Bulgaria and Romania, the European Union’s two newest members, were denied entry into Schengen zone, Europe’s visa-free travel area, on Thursday, Sept. 22.
In order to enter the Schengen, Bulgaria and Romania had to get the approval of all 25 EU members, but the Netherlands and Finland publicly opposed them. The two countries claimed that Bulgaria and Romania did not meet the requirements in the fight against corruption and organized crime.
Gerd Leers, the Dutch Immigration Minister, said he does not want to regret the decision later.
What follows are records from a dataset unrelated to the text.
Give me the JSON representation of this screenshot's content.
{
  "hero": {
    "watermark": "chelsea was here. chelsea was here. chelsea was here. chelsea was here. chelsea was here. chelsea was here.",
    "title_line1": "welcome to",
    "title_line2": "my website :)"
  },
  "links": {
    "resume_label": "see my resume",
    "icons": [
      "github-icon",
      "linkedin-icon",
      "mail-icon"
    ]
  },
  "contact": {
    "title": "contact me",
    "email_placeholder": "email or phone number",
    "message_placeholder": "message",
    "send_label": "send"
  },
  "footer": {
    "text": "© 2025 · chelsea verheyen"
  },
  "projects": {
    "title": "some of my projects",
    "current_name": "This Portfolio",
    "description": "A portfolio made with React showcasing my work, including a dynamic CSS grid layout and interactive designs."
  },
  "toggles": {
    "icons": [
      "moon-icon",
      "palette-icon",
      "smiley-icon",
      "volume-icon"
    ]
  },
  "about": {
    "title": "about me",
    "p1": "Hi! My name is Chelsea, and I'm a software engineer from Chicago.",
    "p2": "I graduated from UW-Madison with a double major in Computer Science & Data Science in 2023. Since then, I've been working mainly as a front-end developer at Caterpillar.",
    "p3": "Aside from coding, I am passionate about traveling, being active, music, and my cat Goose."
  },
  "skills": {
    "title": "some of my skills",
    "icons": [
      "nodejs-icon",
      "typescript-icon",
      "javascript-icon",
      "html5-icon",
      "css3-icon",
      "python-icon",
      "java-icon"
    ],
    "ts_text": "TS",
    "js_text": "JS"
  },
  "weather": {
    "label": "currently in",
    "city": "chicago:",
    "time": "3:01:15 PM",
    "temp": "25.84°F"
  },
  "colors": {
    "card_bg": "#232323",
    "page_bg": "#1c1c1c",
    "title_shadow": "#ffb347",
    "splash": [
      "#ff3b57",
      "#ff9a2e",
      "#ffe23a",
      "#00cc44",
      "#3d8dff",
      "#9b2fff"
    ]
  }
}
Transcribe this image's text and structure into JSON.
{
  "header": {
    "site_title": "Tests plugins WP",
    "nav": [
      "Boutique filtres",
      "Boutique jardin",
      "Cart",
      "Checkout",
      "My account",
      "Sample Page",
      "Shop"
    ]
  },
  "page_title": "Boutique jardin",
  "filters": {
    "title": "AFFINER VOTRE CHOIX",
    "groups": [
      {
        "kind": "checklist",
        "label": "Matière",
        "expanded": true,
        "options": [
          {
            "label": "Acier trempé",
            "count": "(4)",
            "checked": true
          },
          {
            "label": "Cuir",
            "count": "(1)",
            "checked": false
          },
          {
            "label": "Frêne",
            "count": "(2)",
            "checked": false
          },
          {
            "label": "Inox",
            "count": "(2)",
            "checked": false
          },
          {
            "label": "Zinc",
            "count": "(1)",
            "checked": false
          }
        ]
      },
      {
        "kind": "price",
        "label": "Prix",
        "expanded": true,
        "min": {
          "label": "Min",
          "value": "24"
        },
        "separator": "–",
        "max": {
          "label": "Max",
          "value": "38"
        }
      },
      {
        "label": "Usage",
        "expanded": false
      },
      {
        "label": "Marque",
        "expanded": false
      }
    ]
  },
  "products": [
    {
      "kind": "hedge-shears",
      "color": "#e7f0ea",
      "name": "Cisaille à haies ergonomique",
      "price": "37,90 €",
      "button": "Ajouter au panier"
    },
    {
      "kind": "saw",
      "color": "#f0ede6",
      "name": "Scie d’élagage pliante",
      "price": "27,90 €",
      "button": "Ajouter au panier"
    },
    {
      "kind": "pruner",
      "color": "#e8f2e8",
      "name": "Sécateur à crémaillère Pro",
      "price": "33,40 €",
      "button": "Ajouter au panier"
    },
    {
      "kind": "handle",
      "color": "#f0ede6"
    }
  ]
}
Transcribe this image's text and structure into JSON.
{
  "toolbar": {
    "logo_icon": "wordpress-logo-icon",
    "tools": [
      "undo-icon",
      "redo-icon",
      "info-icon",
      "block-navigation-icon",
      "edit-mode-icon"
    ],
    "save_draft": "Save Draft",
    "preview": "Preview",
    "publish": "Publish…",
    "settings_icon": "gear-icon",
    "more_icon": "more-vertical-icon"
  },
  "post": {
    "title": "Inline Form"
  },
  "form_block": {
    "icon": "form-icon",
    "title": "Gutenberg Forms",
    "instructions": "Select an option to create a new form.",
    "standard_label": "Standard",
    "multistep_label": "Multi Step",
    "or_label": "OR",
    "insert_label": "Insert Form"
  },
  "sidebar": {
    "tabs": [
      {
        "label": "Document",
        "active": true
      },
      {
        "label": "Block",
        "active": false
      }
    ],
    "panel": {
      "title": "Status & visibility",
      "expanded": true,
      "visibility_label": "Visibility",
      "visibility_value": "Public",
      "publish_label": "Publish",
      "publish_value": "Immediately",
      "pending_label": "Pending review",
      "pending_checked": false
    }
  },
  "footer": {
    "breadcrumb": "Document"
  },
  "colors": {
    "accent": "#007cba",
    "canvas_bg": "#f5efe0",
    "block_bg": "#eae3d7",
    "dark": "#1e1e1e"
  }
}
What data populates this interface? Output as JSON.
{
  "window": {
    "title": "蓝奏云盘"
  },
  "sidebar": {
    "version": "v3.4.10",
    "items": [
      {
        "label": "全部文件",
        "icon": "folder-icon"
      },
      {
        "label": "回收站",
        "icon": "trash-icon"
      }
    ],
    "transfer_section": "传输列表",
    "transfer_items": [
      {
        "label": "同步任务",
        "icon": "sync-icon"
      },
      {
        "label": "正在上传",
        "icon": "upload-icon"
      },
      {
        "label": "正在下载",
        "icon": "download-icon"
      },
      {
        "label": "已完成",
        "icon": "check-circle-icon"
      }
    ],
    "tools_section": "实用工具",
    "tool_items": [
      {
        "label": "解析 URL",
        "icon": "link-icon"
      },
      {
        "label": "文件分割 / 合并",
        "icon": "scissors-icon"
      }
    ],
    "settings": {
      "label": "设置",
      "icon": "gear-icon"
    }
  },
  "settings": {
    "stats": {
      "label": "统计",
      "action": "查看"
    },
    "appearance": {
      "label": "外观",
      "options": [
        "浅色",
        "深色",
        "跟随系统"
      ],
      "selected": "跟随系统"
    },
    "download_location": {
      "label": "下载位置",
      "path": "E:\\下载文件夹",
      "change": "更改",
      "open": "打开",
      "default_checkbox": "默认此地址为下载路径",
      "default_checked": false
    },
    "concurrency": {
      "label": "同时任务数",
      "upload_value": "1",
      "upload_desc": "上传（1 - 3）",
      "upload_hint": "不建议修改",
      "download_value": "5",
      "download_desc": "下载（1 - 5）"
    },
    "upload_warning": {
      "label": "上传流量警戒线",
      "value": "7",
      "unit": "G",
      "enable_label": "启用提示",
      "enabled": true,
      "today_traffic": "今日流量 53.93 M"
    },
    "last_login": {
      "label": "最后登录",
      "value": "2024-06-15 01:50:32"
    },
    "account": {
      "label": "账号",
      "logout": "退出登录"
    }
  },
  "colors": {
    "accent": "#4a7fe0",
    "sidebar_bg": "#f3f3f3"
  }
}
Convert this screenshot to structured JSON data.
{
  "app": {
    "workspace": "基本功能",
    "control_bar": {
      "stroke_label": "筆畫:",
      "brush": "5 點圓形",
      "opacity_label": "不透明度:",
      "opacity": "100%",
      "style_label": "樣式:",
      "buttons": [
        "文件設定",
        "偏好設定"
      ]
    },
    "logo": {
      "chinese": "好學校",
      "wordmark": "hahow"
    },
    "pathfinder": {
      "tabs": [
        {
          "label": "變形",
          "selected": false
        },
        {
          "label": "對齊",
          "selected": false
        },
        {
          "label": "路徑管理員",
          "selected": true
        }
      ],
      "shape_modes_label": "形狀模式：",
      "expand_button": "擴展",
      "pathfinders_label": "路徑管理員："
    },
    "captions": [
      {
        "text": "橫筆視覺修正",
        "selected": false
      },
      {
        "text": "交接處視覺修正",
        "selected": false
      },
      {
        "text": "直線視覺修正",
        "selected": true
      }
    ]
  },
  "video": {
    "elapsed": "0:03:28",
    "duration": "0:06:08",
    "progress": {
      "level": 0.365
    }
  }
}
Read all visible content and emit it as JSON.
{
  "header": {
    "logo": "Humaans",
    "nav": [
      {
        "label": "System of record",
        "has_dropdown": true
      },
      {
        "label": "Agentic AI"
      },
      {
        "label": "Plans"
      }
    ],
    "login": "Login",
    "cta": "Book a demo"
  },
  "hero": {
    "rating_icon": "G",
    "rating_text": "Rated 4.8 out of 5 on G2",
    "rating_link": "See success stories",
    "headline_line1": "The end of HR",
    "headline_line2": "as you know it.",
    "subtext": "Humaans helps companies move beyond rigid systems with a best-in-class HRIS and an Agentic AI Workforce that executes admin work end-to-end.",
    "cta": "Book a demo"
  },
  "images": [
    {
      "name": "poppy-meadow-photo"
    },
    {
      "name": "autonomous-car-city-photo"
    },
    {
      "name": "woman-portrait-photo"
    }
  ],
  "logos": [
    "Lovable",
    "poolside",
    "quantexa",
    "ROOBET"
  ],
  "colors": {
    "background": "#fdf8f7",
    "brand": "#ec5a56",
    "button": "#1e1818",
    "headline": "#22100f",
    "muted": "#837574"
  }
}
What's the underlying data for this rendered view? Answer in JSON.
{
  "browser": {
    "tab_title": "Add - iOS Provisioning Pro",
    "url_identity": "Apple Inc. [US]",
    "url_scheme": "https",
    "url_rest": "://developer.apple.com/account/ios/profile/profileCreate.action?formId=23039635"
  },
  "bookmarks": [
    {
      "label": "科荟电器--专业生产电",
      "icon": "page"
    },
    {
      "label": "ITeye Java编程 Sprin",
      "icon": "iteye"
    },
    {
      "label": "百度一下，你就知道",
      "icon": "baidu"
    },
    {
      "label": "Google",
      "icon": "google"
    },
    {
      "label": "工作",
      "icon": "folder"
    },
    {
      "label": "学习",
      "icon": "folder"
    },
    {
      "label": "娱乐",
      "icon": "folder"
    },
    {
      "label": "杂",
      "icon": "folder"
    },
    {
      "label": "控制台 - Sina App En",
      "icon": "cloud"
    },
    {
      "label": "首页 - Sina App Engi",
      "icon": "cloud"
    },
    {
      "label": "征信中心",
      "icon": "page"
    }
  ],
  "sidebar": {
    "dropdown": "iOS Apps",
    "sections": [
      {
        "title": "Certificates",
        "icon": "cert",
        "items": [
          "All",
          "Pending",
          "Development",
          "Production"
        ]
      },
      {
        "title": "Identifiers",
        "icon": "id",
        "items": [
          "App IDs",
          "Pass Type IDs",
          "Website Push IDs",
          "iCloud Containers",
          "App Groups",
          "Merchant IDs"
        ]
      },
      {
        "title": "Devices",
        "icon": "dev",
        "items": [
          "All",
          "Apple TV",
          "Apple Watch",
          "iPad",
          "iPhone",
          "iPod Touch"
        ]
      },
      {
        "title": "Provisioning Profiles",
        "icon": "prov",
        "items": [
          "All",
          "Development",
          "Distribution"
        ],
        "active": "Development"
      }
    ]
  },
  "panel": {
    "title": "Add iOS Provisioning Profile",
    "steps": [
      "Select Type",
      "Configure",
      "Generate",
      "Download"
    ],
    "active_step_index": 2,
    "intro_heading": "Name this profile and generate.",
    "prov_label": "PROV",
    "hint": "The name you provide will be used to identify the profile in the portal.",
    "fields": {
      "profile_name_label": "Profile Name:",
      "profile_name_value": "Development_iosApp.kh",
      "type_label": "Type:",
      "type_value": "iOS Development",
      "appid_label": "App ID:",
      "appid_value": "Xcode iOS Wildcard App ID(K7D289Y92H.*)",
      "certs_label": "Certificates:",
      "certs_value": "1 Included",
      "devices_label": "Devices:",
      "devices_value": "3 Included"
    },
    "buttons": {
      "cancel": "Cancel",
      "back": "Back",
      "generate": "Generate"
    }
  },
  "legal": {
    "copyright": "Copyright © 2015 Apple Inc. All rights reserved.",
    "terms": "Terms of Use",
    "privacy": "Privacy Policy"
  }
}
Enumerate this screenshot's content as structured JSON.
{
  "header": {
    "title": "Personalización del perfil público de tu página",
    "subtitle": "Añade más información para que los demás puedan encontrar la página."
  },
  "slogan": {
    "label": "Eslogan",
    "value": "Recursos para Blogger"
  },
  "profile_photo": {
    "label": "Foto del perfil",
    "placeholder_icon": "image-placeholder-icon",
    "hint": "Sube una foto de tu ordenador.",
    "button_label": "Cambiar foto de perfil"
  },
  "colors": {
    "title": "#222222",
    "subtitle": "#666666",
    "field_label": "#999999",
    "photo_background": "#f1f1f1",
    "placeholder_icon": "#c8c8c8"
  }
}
However, as Robert Castle, a Balkan scholar and Instructor of Political Science at AUBG, said, “The visibility of certain kinds of crimes (in Bulgaria and Romania) is higher; it is easy to see the fruits of corruption and unclean money and business practices, but that does not mean that it does not exist in the other countries.”
The two Balkan countries also made a huge progress in the fight against the organized crime, according to Polish Interior Minister Jerzy Miller.
The Dutch and Finnish governments express their worries about Bulgaria and Romania not being able to secure the collective external borders. But since the Netherlands and Finland have attractive social benefits and are among the countries with respectively cheap health care, they are more likely to be afraid of the flow of illegal immigrants than of insecure borders.
According to the BBC website, on June 8, 2011, just a day after the European parliament voted to let Bulgaria and Romania into Schengen, the Dutch Immigration Minister Gerd Leers announced that the Netherlands planned to delay any decision regarding Bulgaria and Romania entering Schengen zone until next year.
As a result, three days after, the Bulgarian daily newspaper 24 Chasa (24 Hours) recalled the events of 2006 when Leers, being the mayor of Maastricht, the Netherlands, bought land on the Black Sea in Bulgaria for €200,000 for a villa project. The villa turned out to not be registered in Leers’ name, and in May 2009 Leers sued the development company. Leers won the case, but was accused of confusing his public and private interests and of “using his position as mayor to influence the development project, particularly by involving the Bulgarian ambassador to the Netherlands,” according to http://DutchNews.nl. The majority of the city council said they had lost their confidence in him and Leers resigned.
No one knows whether Leers was capable to persuade the Dutch government that Bulgaria is not ready to enter Schengen because this is his personal revenge after 2009 or because the two Balkan countries still need to make progress. The bottom line is that Bulgaria and Romania were promised to join the Schengen after they entered EU in 2007, but they are not in the travel-free area yet. Therefore, AUBG international students, who are obligated to get the Bulgarian ID card in order to legally stay in the country, cannot fully enjoy Bulgaria’s membership in the EU and travel freely throughout Europe.